On her first day in office, Quebec premier Pauline Marois has eliminated the university tuition fee hike and repealed Bill 78 which restricted public demonstrations, according to The Globe and Mail.

Marois announced that tuition prices would remain at $2,168 a year, according to The Globe.

“These two decisions [cancelling tuition increases and repealing the legislation] will allow us to bring back peace and re-establish rights and freedoms,” Marois told to The Globe.

“Sept. 20 will be etched in the annals of history in Quebec,” tweeted the Fédération étudiante collégiale du Québec. “We have moved from confrontation to construction.”

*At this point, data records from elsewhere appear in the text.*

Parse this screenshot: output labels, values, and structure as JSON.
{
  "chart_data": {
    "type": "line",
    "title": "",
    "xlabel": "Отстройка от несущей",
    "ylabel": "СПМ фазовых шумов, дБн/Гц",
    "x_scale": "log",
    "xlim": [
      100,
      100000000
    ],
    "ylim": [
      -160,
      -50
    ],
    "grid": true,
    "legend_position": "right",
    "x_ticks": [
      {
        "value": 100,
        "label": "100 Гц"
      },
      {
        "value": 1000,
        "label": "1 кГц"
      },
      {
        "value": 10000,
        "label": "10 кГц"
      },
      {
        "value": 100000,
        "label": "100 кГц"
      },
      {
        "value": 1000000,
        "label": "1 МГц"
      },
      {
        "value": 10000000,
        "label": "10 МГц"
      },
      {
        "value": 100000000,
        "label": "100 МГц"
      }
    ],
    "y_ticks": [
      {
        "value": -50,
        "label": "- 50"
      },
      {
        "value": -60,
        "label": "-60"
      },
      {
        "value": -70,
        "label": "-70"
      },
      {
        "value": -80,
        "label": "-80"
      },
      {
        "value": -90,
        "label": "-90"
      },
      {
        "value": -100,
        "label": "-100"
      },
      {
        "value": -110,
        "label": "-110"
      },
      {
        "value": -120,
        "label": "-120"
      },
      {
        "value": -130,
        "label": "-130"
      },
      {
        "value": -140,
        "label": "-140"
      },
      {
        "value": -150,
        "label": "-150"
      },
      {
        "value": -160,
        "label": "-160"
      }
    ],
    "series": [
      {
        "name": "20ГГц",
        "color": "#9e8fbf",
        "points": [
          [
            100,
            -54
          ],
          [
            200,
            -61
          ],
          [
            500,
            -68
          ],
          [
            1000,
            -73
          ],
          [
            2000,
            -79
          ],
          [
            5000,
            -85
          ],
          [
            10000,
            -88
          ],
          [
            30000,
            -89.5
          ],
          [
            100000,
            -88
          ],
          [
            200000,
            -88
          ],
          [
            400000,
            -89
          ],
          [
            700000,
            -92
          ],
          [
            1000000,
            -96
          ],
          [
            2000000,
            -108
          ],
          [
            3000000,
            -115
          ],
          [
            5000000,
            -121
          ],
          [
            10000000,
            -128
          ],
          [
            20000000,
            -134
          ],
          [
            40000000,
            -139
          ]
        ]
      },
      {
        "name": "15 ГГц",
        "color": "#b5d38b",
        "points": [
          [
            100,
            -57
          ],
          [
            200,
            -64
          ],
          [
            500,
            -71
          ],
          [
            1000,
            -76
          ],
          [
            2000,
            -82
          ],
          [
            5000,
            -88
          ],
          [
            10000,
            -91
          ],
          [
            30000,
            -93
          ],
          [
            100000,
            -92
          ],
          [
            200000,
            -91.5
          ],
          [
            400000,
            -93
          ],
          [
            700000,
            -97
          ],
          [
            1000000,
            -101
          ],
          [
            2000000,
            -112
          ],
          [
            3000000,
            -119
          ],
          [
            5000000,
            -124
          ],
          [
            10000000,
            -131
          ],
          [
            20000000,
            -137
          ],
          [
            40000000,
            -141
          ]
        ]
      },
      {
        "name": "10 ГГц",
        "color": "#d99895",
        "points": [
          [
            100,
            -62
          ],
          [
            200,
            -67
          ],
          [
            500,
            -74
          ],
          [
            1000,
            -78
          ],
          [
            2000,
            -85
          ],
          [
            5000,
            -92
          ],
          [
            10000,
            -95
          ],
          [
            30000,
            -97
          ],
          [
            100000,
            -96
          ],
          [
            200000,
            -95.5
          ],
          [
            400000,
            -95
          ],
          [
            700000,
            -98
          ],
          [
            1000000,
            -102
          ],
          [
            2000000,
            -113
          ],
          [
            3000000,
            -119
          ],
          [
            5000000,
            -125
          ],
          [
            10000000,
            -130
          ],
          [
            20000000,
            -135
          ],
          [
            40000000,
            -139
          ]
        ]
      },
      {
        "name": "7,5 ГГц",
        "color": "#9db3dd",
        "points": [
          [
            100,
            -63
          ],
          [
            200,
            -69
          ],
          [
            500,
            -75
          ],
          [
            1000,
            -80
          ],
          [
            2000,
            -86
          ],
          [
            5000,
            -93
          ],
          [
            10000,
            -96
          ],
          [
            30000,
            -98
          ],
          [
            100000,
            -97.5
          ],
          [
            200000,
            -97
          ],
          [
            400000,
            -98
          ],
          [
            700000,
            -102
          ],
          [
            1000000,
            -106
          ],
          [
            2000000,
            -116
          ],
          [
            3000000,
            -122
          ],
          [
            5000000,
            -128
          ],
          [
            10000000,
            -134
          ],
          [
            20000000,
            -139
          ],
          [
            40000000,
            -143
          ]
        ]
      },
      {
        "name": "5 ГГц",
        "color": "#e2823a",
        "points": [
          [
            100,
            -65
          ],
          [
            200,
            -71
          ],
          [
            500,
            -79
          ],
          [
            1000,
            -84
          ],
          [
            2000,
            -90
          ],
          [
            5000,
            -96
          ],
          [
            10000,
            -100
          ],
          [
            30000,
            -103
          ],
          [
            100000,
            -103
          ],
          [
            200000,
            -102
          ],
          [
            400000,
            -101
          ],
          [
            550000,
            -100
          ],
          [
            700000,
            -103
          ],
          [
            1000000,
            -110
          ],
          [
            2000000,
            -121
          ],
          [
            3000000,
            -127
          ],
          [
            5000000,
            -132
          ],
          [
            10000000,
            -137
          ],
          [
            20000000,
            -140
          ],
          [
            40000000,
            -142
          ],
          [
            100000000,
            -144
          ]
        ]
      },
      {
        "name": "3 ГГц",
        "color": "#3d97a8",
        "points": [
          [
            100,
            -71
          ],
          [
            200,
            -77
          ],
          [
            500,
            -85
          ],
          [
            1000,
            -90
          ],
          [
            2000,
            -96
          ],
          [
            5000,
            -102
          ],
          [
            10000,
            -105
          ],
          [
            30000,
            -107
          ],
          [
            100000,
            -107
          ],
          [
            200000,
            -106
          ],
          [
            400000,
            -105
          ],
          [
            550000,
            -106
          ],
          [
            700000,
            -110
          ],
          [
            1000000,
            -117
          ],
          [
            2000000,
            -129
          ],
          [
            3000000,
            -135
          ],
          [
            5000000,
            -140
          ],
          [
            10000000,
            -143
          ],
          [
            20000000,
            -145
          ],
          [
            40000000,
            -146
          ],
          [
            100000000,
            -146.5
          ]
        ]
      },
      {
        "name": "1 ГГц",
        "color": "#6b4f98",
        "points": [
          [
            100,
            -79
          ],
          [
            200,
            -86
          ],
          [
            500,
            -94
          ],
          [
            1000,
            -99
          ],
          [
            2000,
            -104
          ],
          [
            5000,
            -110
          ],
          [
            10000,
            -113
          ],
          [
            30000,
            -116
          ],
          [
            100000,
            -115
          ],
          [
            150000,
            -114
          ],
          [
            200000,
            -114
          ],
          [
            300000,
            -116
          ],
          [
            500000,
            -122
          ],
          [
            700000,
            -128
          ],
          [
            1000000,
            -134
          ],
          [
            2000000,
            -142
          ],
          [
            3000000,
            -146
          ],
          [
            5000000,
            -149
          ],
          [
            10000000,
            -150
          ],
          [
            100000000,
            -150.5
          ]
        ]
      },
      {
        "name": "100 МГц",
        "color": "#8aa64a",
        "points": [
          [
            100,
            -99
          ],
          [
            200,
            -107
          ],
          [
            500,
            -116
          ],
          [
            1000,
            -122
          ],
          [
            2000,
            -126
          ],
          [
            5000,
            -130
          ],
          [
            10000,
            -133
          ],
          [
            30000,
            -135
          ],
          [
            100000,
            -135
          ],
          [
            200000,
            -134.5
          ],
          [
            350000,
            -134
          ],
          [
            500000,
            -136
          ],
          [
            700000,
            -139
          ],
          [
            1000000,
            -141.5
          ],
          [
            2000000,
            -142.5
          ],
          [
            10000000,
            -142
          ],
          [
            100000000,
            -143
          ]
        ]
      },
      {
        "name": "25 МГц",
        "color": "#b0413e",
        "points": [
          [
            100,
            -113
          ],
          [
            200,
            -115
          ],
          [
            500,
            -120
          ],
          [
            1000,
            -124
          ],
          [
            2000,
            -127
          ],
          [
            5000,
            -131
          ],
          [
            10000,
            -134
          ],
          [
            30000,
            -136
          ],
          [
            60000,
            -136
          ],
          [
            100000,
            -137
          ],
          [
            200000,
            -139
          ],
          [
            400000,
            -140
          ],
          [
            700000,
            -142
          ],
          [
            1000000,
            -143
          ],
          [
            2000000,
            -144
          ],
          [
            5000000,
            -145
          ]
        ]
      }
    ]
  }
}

Last winter, a countless number of students marched in protest against the $254 a year tuition hike that would have occurred over the next seven years, according to the Montreal Gazette.

“Marois, who was criticized by the Liberals for wearing a symbolic red square in solidarity with students for much of the conflict, made a promise to cancel the tuition increase — and she moved quickly to fulfill that commitment,” the Gazette stated.

Despite making students happy for removing the tuition increased, there still remains the issue of university funding, according to the Gazette.

“[I]f it is not through tuition increases, then we must look at alternative solutions,” Olivier Marcil, McGill University’s vice-principal of communications and external relations told the Gazette.